Avant de travailler pour des chefs d’Etat sulfureux comme Ianoukovytch ou encore le président philippin Ferdinand Marcos, Paul Manafort était surtout connu comme collaborateur de campagne de nombreux candidats républicains. Cet homme aujourd’hui âgé de 67 ans avait débuté sous la houlette de Gerald Ford. Il avait ensuite travaillé pour Ronald Reagan, George Bush père ou encore Bob Dole, candidat malheureux face à Bill Clinton en 1996.

Bannon, à l'opposé de Manafort

En plus de cet encombrant passé ukrainien, Donald Trump avait une autre bonne raison de pousser Paul Manafort vers la sortie: sa stratégie de communication, censée adoucir les manières du prétendant républicain, n’a pas payé et Hillary Clinton domine son rival dans tous les sondages.
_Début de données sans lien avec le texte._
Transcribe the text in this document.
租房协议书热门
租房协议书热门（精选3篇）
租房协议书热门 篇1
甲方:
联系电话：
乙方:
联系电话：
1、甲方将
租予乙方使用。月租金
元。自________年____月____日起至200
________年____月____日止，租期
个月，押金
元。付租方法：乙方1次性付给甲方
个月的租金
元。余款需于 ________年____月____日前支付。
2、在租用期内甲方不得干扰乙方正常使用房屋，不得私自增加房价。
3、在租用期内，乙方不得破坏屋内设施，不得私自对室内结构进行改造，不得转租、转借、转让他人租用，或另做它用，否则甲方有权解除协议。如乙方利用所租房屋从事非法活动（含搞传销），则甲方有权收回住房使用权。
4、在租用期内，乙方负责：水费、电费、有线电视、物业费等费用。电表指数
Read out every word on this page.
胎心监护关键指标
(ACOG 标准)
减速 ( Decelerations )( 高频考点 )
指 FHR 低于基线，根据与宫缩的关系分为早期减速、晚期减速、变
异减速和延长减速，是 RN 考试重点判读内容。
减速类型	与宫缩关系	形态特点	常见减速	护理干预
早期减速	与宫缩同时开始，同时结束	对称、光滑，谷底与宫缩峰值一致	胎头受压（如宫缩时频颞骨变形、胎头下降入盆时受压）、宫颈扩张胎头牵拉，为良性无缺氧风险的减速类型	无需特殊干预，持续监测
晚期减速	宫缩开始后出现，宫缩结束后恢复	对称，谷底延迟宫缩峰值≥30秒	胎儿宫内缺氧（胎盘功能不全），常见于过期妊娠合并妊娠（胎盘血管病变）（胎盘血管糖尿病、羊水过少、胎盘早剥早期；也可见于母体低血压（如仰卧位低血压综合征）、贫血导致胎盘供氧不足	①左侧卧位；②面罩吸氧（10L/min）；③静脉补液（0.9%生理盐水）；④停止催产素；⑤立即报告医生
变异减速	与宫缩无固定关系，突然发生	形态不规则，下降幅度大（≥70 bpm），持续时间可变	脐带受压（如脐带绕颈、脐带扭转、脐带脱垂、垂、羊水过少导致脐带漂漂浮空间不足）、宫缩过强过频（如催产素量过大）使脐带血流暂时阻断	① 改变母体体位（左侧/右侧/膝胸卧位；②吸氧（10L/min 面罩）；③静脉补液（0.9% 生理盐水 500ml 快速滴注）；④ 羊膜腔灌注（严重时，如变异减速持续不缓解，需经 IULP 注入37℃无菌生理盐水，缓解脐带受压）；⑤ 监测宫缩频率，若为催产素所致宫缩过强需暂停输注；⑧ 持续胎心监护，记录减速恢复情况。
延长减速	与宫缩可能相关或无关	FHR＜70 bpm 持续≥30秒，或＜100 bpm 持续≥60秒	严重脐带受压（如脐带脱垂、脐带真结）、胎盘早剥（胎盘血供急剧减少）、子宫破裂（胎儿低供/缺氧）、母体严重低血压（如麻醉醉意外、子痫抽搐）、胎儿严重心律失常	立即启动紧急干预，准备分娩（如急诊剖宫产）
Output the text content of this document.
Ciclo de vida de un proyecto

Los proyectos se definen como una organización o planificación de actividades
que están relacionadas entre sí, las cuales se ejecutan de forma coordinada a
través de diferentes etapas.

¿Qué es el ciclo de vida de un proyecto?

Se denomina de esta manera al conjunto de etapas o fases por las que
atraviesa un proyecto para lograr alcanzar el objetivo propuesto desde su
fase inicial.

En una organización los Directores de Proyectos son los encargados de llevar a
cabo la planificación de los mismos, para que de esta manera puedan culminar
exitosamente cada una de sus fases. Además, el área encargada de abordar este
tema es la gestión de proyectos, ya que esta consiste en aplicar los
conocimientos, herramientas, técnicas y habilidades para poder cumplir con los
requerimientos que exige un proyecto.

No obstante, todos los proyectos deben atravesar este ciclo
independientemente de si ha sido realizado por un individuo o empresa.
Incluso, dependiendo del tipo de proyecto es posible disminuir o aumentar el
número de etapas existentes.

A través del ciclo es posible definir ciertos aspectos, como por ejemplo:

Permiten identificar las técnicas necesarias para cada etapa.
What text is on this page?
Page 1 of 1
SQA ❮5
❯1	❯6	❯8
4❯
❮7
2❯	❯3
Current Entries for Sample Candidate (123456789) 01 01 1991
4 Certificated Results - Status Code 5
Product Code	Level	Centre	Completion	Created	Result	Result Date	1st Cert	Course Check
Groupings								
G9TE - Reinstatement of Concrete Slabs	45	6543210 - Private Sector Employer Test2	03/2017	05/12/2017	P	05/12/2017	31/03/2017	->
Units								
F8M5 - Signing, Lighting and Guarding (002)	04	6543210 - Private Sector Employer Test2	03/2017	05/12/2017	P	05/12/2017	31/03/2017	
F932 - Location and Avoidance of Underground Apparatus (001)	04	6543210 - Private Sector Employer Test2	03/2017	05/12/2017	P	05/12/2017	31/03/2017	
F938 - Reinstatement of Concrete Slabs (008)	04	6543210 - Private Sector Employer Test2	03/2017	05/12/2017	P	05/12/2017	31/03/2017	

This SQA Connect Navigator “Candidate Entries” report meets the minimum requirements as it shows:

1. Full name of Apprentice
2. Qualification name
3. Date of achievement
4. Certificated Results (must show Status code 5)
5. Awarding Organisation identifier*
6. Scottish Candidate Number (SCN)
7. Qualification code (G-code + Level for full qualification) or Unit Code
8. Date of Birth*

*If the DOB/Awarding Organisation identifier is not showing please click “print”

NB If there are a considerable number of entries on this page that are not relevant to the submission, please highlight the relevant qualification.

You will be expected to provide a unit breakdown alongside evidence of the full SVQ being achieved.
Dans cet article en ligne, Libération remarque que la personnalité de Stephen Bannon est aussi éloignée que possible de celle de son prédécesseur. Stephen Bannon est aussi haut-en-couleur et méprisant des élites politiques que Paul Manafort apparaissait bien introduit dans l’appareil de la droite républicaine. L’équipe de Donald Trump enregistre une autre promotion: Kellyane Conway, spécialiste des sondages, passe de conseillère à directrice de campagne.